The snow rose around us, swirling. I felt their memories bleeding into mine — the sound of steel, the sting of betrayal, the warmth of sunlight on a city I could no longer name.

When I came to, I was on the floor, drenched in sweat. The incense had burned out. My hands were trembling.

But my breathing was steady.

Three voices. Three fragments. One body.

I looked toward the sword resting by the wall. Its plain scabbard gleamed faintly in the half-light. My hand moved to it again — this time, there was no hesitation.

When my fingers touched the hilt, I felt all three of them stir.

The samurai's discipline guided my grip.

The shinobi's instinct measured the balance.

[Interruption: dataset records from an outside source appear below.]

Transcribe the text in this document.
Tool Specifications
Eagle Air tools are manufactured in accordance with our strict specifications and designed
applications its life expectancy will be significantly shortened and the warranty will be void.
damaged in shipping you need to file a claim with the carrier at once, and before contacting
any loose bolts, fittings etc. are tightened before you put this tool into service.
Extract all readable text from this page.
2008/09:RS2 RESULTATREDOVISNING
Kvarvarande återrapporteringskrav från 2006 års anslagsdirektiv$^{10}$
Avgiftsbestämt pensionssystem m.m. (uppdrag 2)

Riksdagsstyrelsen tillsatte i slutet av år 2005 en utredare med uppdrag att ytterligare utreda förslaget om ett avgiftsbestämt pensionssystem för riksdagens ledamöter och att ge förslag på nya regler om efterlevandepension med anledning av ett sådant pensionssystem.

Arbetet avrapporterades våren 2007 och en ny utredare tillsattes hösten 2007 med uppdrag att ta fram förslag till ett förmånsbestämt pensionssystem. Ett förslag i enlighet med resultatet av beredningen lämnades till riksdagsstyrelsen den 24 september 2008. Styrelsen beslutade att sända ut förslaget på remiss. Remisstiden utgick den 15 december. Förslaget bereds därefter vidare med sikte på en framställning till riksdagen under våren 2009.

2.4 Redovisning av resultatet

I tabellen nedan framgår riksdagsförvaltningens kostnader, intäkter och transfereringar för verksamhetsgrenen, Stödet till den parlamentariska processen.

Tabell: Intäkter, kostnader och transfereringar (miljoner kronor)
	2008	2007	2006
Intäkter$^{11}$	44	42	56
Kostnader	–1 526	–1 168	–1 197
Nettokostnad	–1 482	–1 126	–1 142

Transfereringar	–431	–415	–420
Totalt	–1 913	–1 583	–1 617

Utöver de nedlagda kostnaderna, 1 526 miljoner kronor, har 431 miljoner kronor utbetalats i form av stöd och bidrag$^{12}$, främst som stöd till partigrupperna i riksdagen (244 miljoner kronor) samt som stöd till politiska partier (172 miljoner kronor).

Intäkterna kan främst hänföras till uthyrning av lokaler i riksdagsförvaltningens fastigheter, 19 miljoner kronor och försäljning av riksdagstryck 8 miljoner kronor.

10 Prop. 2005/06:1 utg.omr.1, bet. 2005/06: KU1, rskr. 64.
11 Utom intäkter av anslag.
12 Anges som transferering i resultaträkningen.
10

And the man — the part of me that was neither — simply watched, trying to understand what he'd become.

I drew the blade halfway. The steel caught the light, and for a heartbeat, I swore I saw three reflections staring back.

Then, faintly, the whispers returned — no longer discordant, but woven together:

"Takeshi Shinrai."

It wasn't a memory this time. It was a name — our name.

I sheathed the sword and stood. My knees ached, but the weakness was gone. The mountain's wind howled outside, but I didn't flinch.

For the first time, the silence didn't feel empty. It felt like breath held before motion.

Tomorrow, I would begin training again.

Not as a man trying to remember his past —

but as Takeshi Shinrai, the man born from three deaths.

And maybe, in time, the mountain would decide whether that was a gift… or a curse.